Distribution characteristics of fire temperature field under I-type composite beam bridge

Abstract

In recent years, the I-type composite beam bridge has been adopted for green and low-carbon benefits. However, a fire beneath the bridge can expose steel girders to elevated temperatures, potentially leading the bridge to collapse. The complex spatial structure, consisting of main girders, transverse beams, and small longitudinal girders, influences fire smoke spread and temperature field. This research focused on the distribution of the fire temperature field. First, a detailed fire dynamics model was established and verified by similar tests. Then, parameters such as vehicle types, ambient winds, and vertical clearances were analyzed. Finally, a prediction formula was established. Results indicate that the fire temperature field is mainly influenced by smoke spread.
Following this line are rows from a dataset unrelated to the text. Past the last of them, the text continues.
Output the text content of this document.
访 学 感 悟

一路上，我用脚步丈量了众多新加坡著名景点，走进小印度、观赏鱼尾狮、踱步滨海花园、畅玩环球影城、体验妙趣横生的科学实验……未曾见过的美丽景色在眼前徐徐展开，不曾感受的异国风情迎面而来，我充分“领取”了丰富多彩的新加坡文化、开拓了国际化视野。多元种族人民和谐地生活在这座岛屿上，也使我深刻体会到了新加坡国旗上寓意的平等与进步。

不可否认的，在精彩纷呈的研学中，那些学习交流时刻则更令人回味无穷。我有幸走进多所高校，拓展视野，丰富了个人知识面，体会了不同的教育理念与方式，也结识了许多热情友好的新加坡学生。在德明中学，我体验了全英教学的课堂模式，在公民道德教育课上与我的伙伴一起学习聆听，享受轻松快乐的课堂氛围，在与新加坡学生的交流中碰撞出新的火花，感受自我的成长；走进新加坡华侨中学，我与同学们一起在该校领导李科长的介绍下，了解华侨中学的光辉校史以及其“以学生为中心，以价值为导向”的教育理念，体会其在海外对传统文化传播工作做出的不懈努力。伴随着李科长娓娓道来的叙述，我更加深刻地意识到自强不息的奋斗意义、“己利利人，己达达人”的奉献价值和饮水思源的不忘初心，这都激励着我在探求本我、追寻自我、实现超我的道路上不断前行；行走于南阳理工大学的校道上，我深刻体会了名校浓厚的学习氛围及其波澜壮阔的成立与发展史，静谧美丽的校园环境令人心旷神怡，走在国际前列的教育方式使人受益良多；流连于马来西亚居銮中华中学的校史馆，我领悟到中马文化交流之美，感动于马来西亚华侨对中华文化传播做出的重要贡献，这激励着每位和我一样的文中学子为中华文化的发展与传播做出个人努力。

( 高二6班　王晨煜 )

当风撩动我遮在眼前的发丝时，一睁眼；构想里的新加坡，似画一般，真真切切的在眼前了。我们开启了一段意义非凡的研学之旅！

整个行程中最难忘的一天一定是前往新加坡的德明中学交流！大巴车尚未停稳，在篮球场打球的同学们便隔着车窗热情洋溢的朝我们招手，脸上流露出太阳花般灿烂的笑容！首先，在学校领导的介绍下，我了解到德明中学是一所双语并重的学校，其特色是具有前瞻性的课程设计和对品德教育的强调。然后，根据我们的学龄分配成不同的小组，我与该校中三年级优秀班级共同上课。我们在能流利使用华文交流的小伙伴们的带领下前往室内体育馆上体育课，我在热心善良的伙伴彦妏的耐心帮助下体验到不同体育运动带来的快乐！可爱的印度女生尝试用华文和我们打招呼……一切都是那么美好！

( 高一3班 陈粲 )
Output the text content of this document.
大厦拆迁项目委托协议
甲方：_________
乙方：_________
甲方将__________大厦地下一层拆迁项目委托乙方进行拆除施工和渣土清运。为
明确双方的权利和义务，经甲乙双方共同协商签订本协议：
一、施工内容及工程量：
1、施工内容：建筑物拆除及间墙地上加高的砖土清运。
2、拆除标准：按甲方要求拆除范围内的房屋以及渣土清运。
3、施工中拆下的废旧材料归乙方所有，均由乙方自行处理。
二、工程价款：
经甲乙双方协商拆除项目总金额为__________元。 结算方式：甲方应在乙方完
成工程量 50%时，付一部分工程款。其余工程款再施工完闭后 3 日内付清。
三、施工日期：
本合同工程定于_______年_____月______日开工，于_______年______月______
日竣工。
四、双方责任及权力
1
The temperature is highest at the direct flame site, followed by bottom temperature of the bridge deck. It decreases as smoke spreads. The temperature at the bottom of the bridge deck is nearly uniform across each cross-bridge region divided by the main girders and small longitudinal girders. It decreases exponentially along the longitudinal direction as the distance from the fire source increases. Larger vehicle fires, lower wind speeds, and smaller vertical clearance lead to higher temperature. The bottom flange temperature of the exposed main girder reaches 1200 °C. Meanwhile, the bottom temperature of the bridge deck reaches 1000 °C. When the wind speed reaches 3 m/s or the vertical clearance reaches 22.5 m, the main girder and bridge deck temperatures are below 300 °C. A prediction formula considering these factors agrees well with the simulation results is proposed.